RE: Handling large XML document



Now *I'm* confused. I was under the impression that Ozone was a persistent,
transactional, multiuser API and DOM around any arbitrary XML document or
collection of documents? Is that qualified to only be non-huge XML
documents?

Not that I'm complaining if so, I certainly don't have the answers about how
to maintain performance in such a database...
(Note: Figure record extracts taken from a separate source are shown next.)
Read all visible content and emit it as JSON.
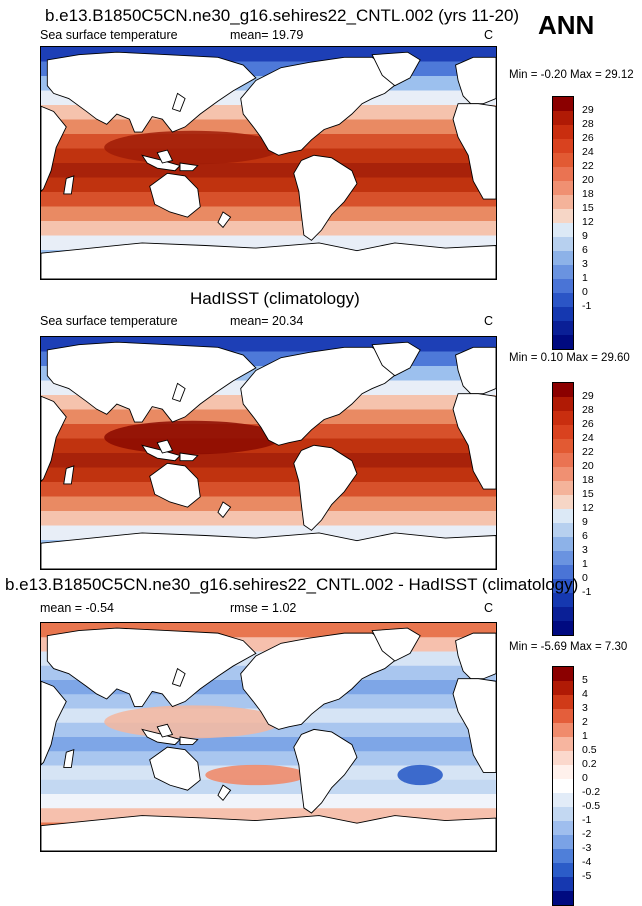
{
  "header": {
    "season_label": "ANN"
  },
  "panels": [
    {
      "title": "b.e13.B1850C5CN.ne30_g16.sehires22_CNTL.002 (yrs 11-20)",
      "variable": "Sea surface temperature",
      "stat1": "mean=  19.79",
      "stat2": "",
      "units": "C",
      "minmax": "Min = -0.20 Max =  29.12",
      "colorbar": {
        "labels": [
          "29",
          "28",
          "26",
          "24",
          "22",
          "20",
          "18",
          "15",
          "12",
          "9",
          "6",
          "3",
          "1",
          "0",
          "-1"
        ],
        "colors": [
          "#8b0000",
          "#b01a05",
          "#c92e0f",
          "#d9421f",
          "#e25a33",
          "#ea7352",
          "#f09072",
          "#f4b39a",
          "#f6d6c6",
          "#dce9f6",
          "#b7d0ef",
          "#8db2e8",
          "#6a93e0",
          "#4a74d6",
          "#2b55c6",
          "#1538b0",
          "#0a1f96",
          "#000a80"
        ]
      },
      "field": {
        "band_colors": [
          "#1d3fb6",
          "#4e79d8",
          "#9cc0ee",
          "#e8eef7",
          "#f5c3ad",
          "#e98a63",
          "#d7512b",
          "#c0330f",
          "#a8220a",
          "#c0330f",
          "#d7512b",
          "#e98a63",
          "#f5c3ad",
          "#e8eef7",
          "#9cc0ee",
          "#4e79d8"
        ],
        "warm_pool_color": "#a01c07",
        "anomaly_colors": []
      }
    },
    {
      "title": "HadISST (climatology)",
      "variable": "Sea surface temperature",
      "stat1": "mean=  20.34",
      "stat2": "",
      "units": "C",
      "minmax": "Min =  0.10 Max =  29.60",
      "colorbar": {
        "labels": [
          "29",
          "28",
          "26",
          "24",
          "22",
          "20",
          "18",
          "15",
          "12",
          "9",
          "6",
          "3",
          "1",
          "0",
          "-1"
        ],
        "colors": [
          "#8b0000",
          "#b01a05",
          "#c92e0f",
          "#d9421f",
          "#e25a33",
          "#ea7352",
          "#f09072",
          "#f4b39a",
          "#f6d6c6",
          "#dce9f6",
          "#b7d0ef",
          "#8db2e8",
          "#6a93e0",
          "#4a74d6",
          "#2b55c6",
          "#1538b0",
          "#0a1f96",
          "#000a80"
        ]
      },
      "field": {
        "band_colors": [
          "#1d3fb6",
          "#4e79d8",
          "#9cc0ee",
          "#e8eef7",
          "#f5c3ad",
          "#e98a63",
          "#d7512b",
          "#c0330f",
          "#a8220a",
          "#c0330f",
          "#d7512b",
          "#e98a63",
          "#f5c3ad",
          "#e8eef7",
          "#9cc0ee",
          "#4e79d8"
        ],
        "warm_pool_color": "#8b0a00",
        "anomaly_colors": []
      }
    },
    {
      "title": "b.e13.B1850C5CN.ne30_g16.sehires22_CNTL.002 - HadISST (climatology)",
      "variable": "",
      "stat1": "mean =  -0.54",
      "stat2": "rmse =  1.02",
      "units": "C",
      "minmax": "Min = -5.69 Max =   7.30",
      "colorbar": {
        "labels": [
          "5",
          "4",
          "3",
          "2",
          "1",
          "0.5",
          "0.2",
          "0",
          "-0.2",
          "-0.5",
          "-1",
          "-2",
          "-3",
          "-4",
          "-5"
        ],
        "colors": [
          "#8b0000",
          "#b01a05",
          "#d03a18",
          "#e45e3b",
          "#f08b6c",
          "#f7b59f",
          "#fbd8cc",
          "#fff1ec",
          "#ffffff",
          "#e2ecf8",
          "#c3d8f2",
          "#9fbeee",
          "#7aa2e6",
          "#4f7fd9",
          "#2b5cc8",
          "#1638b0",
          "#000a80"
        ]
      },
      "field": {
        "band_colors": [
          "#e8764f",
          "#f6c0ad",
          "#d6e4f5",
          "#a9c6ef",
          "#7ea6e7",
          "#a9c6ef",
          "#d6e4f5",
          "#a9c6ef",
          "#7ea6e7",
          "#a9c6ef",
          "#d6e4f5",
          "#c3d8f2",
          "#f0f4fb",
          "#f6c0ad",
          "#e8764f",
          "#d34a2a"
        ],
        "warm_pool_color": "#f4b69e",
        "anomaly_colors": [
          "#3f6fd4",
          "#e45e3b",
          "#2b5cc8",
          "#f08b6c"
        ]
      }
    }
  ]
}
Falko, you asked a previous poster why they would use an exported SQL-type
dataset for an XML document... I think I can suggest that for many users new
to ozone, they'll be coming in with the following goal:

Their fully normalized relational database have gotten very complicated for
updates/deletes and the SQL queries are getting hideous. Once you go the
whole way with normalizing, using SQL becomes a real chore, and the DBMS
gets a real workout.

The idea of using XML and having more flexibility in elements, in effect
moving to a semi-strucured database, seems to have much promise. We (I)
naively hope that if *properly stuctured* XML schema are used for our XML
documents, we can get by with XPath queries where we used to use insane SQL
select statements. XQL and Xupdate will be very beneficial when XPath runs
into limitations (Which I don't personally know what they would be yet)

These datasets may be 'huge' more often than not, simply because we're
trading off normalized tables for verbose XML with a nice DOM API. At least
huge relative to the size that chokes current in-memory DOM parsers.
Consider the example of a contact database, with varying personal-data
elements. Such a document might eventually be 100K contacts. The second
'document' might be appointments for those contacts, and would become
similarly huge over time.

What I am hoping to find in Ozone is that it can eventually work on large
XML as a persistent, transactional, multiuser 'cursor' into an XML database
that stays on disk if its too big to cache. Perhaps some strategy for
caching only branches of the DOM tree presently in use is possible.
Priorities would be speed for Xpath queries, transactional atomicity for the
relatively infrequent inserts and updates, possibly with XUpdate. Indexes
might be appropriate to boost Xpath query speed.

BTW, If I'm way off base here, know that I'm really interested in Ozone and
what it can do. I'll be more informed with my impertinent questions and
opinions when I get bridged Ethernet working in VMWare so I can actually run
Ozone on a regular basis and explore what the heck it actually is.